Our research question(s) will differ slightly based on your suggestions, but this vignette will touch on the geography of economic inequality and the legacy of discrimination, all within the Boston area. Specifically, we will model home values as a function of several socioeconomic characteristics at the neighborhood level. Note: We are purposefully not including physical characteristics of homes themselves - only neighborhood and individual characteristics will be used, aggregated at the neighborhood (Census Tract) level. The one exception we consider is the median year in which homes were built for each neighborhood, which we include as an illustrative example of handling missing data.
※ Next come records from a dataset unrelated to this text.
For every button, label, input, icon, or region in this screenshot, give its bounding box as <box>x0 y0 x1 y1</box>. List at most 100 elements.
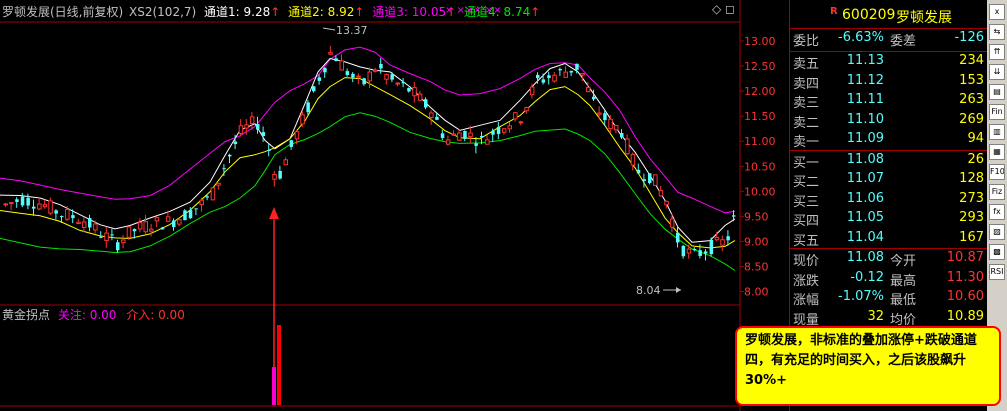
toolbar-button[interactable]: fx <box>989 204 1005 220</box>
candle-body <box>121 239 126 244</box>
candle-body <box>165 216 171 222</box>
candle-body <box>183 210 187 221</box>
window-controls[interactable]: ◇ ◻ <box>712 2 735 16</box>
stats-list: 现价 11.08 今开 10.87 涨跌 -0.12 最高 11.30 涨幅 -1.07% 最低 10… <box>790 249 988 328</box>
candle-body <box>345 71 350 75</box>
toolbar-button[interactable]: ▦ <box>989 144 1005 160</box>
candle-body <box>222 168 226 170</box>
candle-body <box>412 87 417 97</box>
candle-body <box>636 169 641 174</box>
high-annotation: 13.37 <box>336 24 368 37</box>
bid-row: 买五 11.04 167 <box>793 229 984 249</box>
candle-body <box>704 251 708 254</box>
candle-body <box>48 200 53 214</box>
bid-row: 买三 11.06 273 <box>793 190 984 210</box>
stat-row: 涨幅 -1.07% 最低 10.60 <box>793 289 984 308</box>
candle-body <box>457 132 462 141</box>
toolbar-button[interactable]: ⇈ <box>989 44 1005 60</box>
toolbar-button[interactable]: F10 <box>989 164 1005 180</box>
stat-row: 现量 32 均价 10.89 <box>793 308 984 328</box>
price-tick-label: 10.50 <box>744 160 776 173</box>
candle-body <box>261 132 266 137</box>
candlestick-chart[interactable]: 13.00 12.50 12.00 11.50 11.00 10.50 10.00 9.50 9… <box>0 0 790 411</box>
candle-body <box>317 77 322 81</box>
candle-body <box>32 206 36 209</box>
candle-body <box>306 102 310 113</box>
toolbar-button[interactable]: ▤ <box>989 84 1005 100</box>
candle-body <box>395 82 400 85</box>
bid-row: 买四 11.05 293 <box>793 210 984 229</box>
candle-body <box>501 128 507 133</box>
toolbar-button[interactable]: ⇊ <box>989 64 1005 80</box>
price-tick-label: 12.50 <box>744 60 776 73</box>
candle-body <box>580 72 585 76</box>
candle-body <box>3 203 8 206</box>
candle-body <box>625 138 630 155</box>
candle-body <box>732 215 736 217</box>
candle-body <box>664 200 669 206</box>
candle-body <box>726 236 730 241</box>
stock-code: 600209 <box>842 7 896 23</box>
candle-body <box>233 141 238 145</box>
candle-body <box>658 190 664 197</box>
candle-body <box>334 58 338 62</box>
candle-body <box>294 131 300 140</box>
candle-body <box>300 114 305 125</box>
candle-body <box>312 86 316 92</box>
indicator-name: XS2(102,7) <box>129 5 197 19</box>
candle-body <box>137 222 143 230</box>
candle-body <box>373 69 378 72</box>
candle-body <box>669 218 675 228</box>
stat-row: 现价 11.08 今开 10.87 <box>793 250 984 269</box>
toolbar-button[interactable]: ⇆ <box>989 24 1005 40</box>
candle-body <box>194 208 198 210</box>
candle-body <box>529 86 535 96</box>
candle-body <box>110 234 114 236</box>
channel1-value: 通道1: 9.28 <box>204 5 271 19</box>
toolbar-button[interactable]: Fin <box>989 104 1005 120</box>
candle-body <box>15 199 19 202</box>
candle-body <box>37 203 42 210</box>
candle-body <box>289 140 294 147</box>
candle-body <box>384 74 389 80</box>
candle-body <box>620 132 624 138</box>
candle-body <box>613 124 619 131</box>
candle-body <box>205 196 210 198</box>
order-diff: -126 <box>954 30 984 45</box>
candle-body <box>71 215 75 219</box>
sub-indicator-header: 黄金拐点 关注: 0.00 介入: 0.00 <box>2 306 185 323</box>
toolbar-button[interactable]: ▨ <box>989 224 1005 240</box>
candle-body <box>569 70 574 73</box>
candle-body <box>686 248 692 254</box>
candle-body <box>356 75 361 78</box>
price-tick-label: 8.50 <box>744 261 769 274</box>
toolbar-button[interactable]: Fiz <box>989 184 1005 200</box>
candle-body <box>351 73 355 78</box>
candle-body <box>160 227 165 230</box>
toolbar-button[interactable]: x <box>989 4 1005 20</box>
candle-body <box>547 75 551 79</box>
toolbar-button[interactable]: ▥ <box>989 124 1005 140</box>
toolbar-button[interactable]: ▩ <box>989 244 1005 260</box>
candle-body <box>256 124 260 130</box>
candle-body <box>249 116 255 125</box>
candle-body <box>54 210 58 214</box>
candle-body <box>172 220 176 228</box>
candle-body <box>216 182 221 186</box>
candle-body <box>60 216 64 218</box>
bid-row: 买一 11.08 26 <box>793 151 984 171</box>
candle-body <box>507 125 512 130</box>
candle-body <box>698 250 702 256</box>
candle-body <box>42 204 48 208</box>
up-arrow-icon: ↑ <box>530 5 541 19</box>
candle-body <box>440 133 445 138</box>
candle-body <box>407 88 411 92</box>
price-tick-label: 12.00 <box>744 85 776 98</box>
candle-body <box>188 210 193 219</box>
focus-value: 关注: 0.00 <box>57 308 117 322</box>
price-tick-label: 9.00 <box>744 235 769 248</box>
candle-body <box>429 112 434 118</box>
ask-list: 卖五 11.13 234 卖四 11.12 153 卖三 11.11 263 卖二 11.10 269… <box>790 52 988 151</box>
toolbar-button[interactable]: RSI <box>989 264 1005 280</box>
ask-row: 卖二 11.10 269 <box>793 111 984 131</box>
The file for this vignette combines data from two sources. The primary source is the US Census Bureau’s American Community Survey (ACS) 2021 estimates, which accounts for all but one of our covariates. These data are open-source and can be accessed at data.census.gov. The other source is the University of Richmond’s Digital Scholarship Lab, which has compiled and geo-referenced scans (that is, painstakingly converted images into shapefiles) of historic redlining maps from dozens of mid-20th American cities.
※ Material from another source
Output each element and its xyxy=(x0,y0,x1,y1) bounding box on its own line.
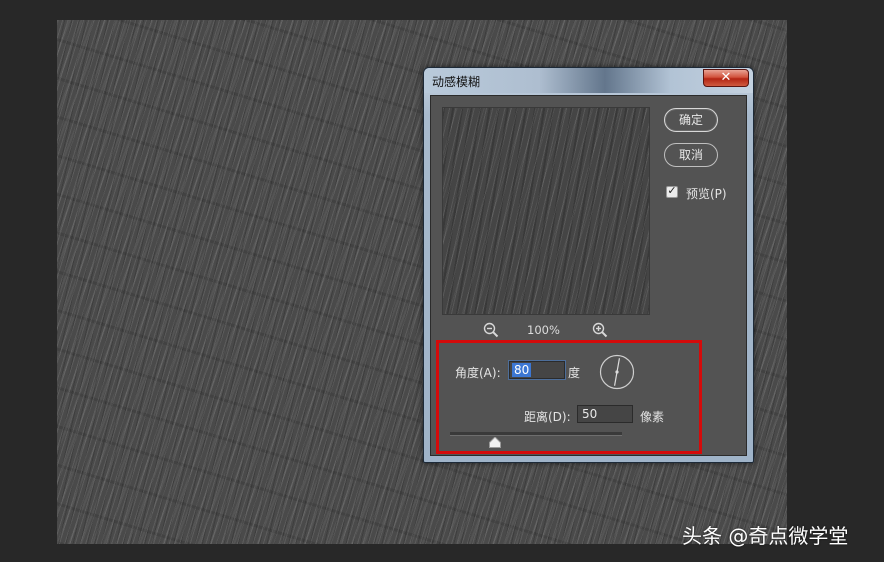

Redlining was a discriminatory process by which the United States government produced a number of maps of urban areas across the country, for use as lending guidelines for banks considering real estate investments. Beginning in 1935 and ending only in 1968 with the passing of the Fair Housing Act (a subsection of the famous Civil Rights Act of 1968), the process takes its name from the literal red lines drawn around neighborhoods deemed “most hazardous” or “undesirable”, which were disproportionately minority neighborhoods.
With this designation, prospective homeowners from redlined neighborhoods were routinely turned down for loans and unable to build equity. Decades of discriminatory lending have entrenched a racial gap in homeownership and wealth between white and non-white Americans, on average, which can be easily observed through open-source Census data, which we will be working with today.
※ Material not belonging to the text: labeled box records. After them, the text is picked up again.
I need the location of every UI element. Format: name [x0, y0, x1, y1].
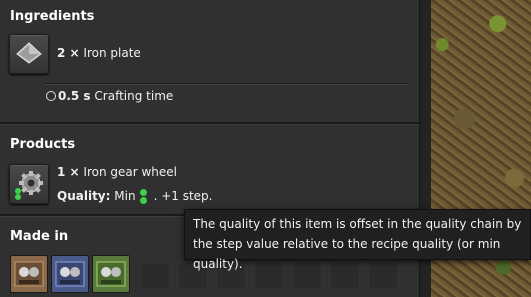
clock-icon — [46, 91, 56, 101]
ingredient-row: 2 × Iron plate — [57, 46, 141, 60]
quality-value: Min — [114, 189, 136, 203]
machine-slot-1[interactable] — [10, 255, 48, 293]
empty-machine-slot — [292, 262, 322, 290]
ingredients-heading: Ingredients — [10, 9, 95, 24]
quality-icon[interactable] — [139, 189, 148, 204]
assembling-machine-1-icon — [14, 261, 44, 287]
quality-tooltip: The quality of this item is offset in th… — [184, 209, 531, 271]
iron-plate-icon — [16, 42, 42, 64]
empty-machine-slot — [140, 262, 170, 290]
quality-step: . +1 step. — [153, 189, 213, 203]
ingredient-slot[interactable] — [9, 34, 49, 74]
ingredients-divider — [44, 83, 408, 84]
crafting-time-label: Crafting time — [94, 89, 174, 103]
product-amount: 1 × — [57, 165, 80, 179]
iron-gear-wheel-icon — [15, 171, 43, 200]
product-slot[interactable] — [9, 164, 49, 204]
machine-slot-3[interactable] — [92, 255, 130, 293]
crafting-time-value: 0.5 s — [58, 89, 91, 103]
empty-machine-slot — [368, 262, 398, 290]
ingredient-name: Iron plate — [83, 46, 141, 60]
crafting-time-row: 0.5 s Crafting time — [46, 89, 173, 103]
product-quality-row: Quality: Min . +1 step. — [57, 189, 212, 204]
assembling-machine-2-icon — [55, 261, 85, 287]
empty-machine-slot — [330, 262, 360, 290]
quality-label: Quality: — [57, 189, 111, 203]
products-heading: Products — [10, 137, 76, 152]
machine-slot-2[interactable] — [51, 255, 89, 293]
product-name: Iron gear wheel — [83, 165, 178, 179]
assembling-machine-3-icon — [96, 261, 126, 287]
product-row: 1 × Iron gear wheel — [57, 165, 177, 179]
made-in-heading: Made in — [10, 229, 69, 244]
ingredients-section: Ingredients 2 × Iron plate 0.5 s Craftin… — [0, 0, 419, 123]
empty-machine-slot — [254, 262, 284, 290]
ingredient-amount: 2 × — [57, 46, 80, 60]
Importantly, redlining was not the beginning of housing discrimination in the United States - racially restrictive deeds were regularly employed without the direction of redlining maps, for instance - but because the maps are so plentiful and so well preserved it is one of the most visible, from a historical perspective. We will use an indicator in our spatial linear models to include the proportion of each neighborhood, by area, which was given this “most hazardous” designation. When controlling for other important covariates (as we will), redlining may be significant but not the driving predictor of home values. But the fact that a simple indicator from a nearly 100 year old map is related to so many salient socioeconomic characteristics of modern life speaks to the complicated, interconnected nature of urban geography.